Older people and Lifelong Residents (Iowa City voters know that code term) are much more likely to know where the courthouse is, what the hours are, and are more likely to plan ahead. Even in Johnson County, in elections other than general elections, the office vote leans older and more conservative that the average of the electorate. I've called many local elections wrong because I spend all day waiting on old Republicans crossing over for a primary and asking "how soon can I change back."
Office voting is likely to change, though, probably with far fewer days than the long-standing 40 day voting window for primary and general elections.
Voting by mail will also survive, because it's the method Republicans are most likely to use. Mass mailings of absentee requests (which Democrats do too) net a lot of GOP seniors.
The restrictions here are instead likely to focus on how requests can be made and how ballots are returned, under the cynical rationale of "ballot security." “I believe no one should be touching your absentee ballot except you, an
authorized election official or a postal worker,” Secretary of State Paul Pate has said. So door knocking for absentee requests could be curtailed, and ballot chasing could be restricted or eliminated - and it's Democrats who do those things.
On-line voter registration may also survive, in part because that welcome innovation was Pate's baby and in part because it requires that Iowa driver's license which newcomers and out of state students don't have.
Election day registration was one of the first things the Democratic trifecta did in 2007. The question is whether it's popular enough with the public to survive. My gut feeling is not, or that it will be changed Wisconsin-style to something so narrow as to be almost unusable (like the cannabis oil law). More likely the pre-registration deadline will be pushed back to 20 or 30 days.
Clean redistricting is probably too deeply embedded in the Iowa political culture to come under attack. It's also not a "necessary" change because the GOP is doing just fine with the law as is. And meddling with it would probably prove unpopular with independents.
I wouldn't be surprised to see an earlier poll closing time discussed. Iowa closes at a relatively late 9 PM for primary and general elections. Republicans and sadly some Democrats have supported rolling that back to 8, which is the closing time for local elections. But Democratic legislators have always stopped it. My own look at the numbers shows that the 8 to 9 hour gets about as many voters as any other part of the day.
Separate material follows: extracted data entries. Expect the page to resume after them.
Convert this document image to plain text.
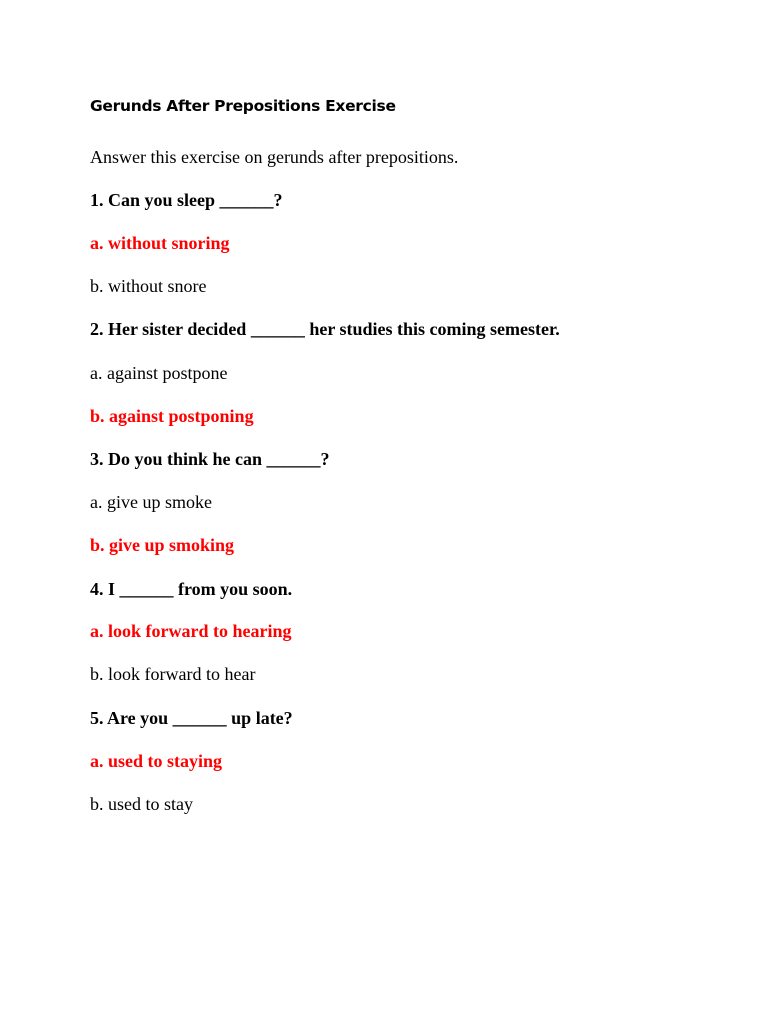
Gerunds After Prepositions Exercise
Answer this exercise on gerunds after prepositions.
1. Can you sleep ______?
a. without snoring
b. without snore
2. Her sister decided ______ her studies this coming semester.
a. against postpone
b. against postponing
3. Do you think he can ______?
a. give up smoke
b. give up smoking
4. I ______ from you soon.
a. look forward to hearing
b. look forward to hear
5. Are you ______ up late?
a. used to staying
b. used to stay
Finally, one change is happening without legislative action. Gary Johnson topped the 2 percent bar in Iowa, which gives the Libertarian Party their long sought goal of full party status. The main difference from the "political organization" status they currently share with the Greens is that there will now be a Libertarian primary in 2018. The signature levels for a just barely big enough to qualify party to get its candidates on the ballot in Iowa are minuscule, and primary turnout is likely to be just as minuscule. My county had 44 voters in the last third party primary, for the Greens in 2002. The practical effect is a lot more printing costs and testing time for auditors, for ballots few people will use.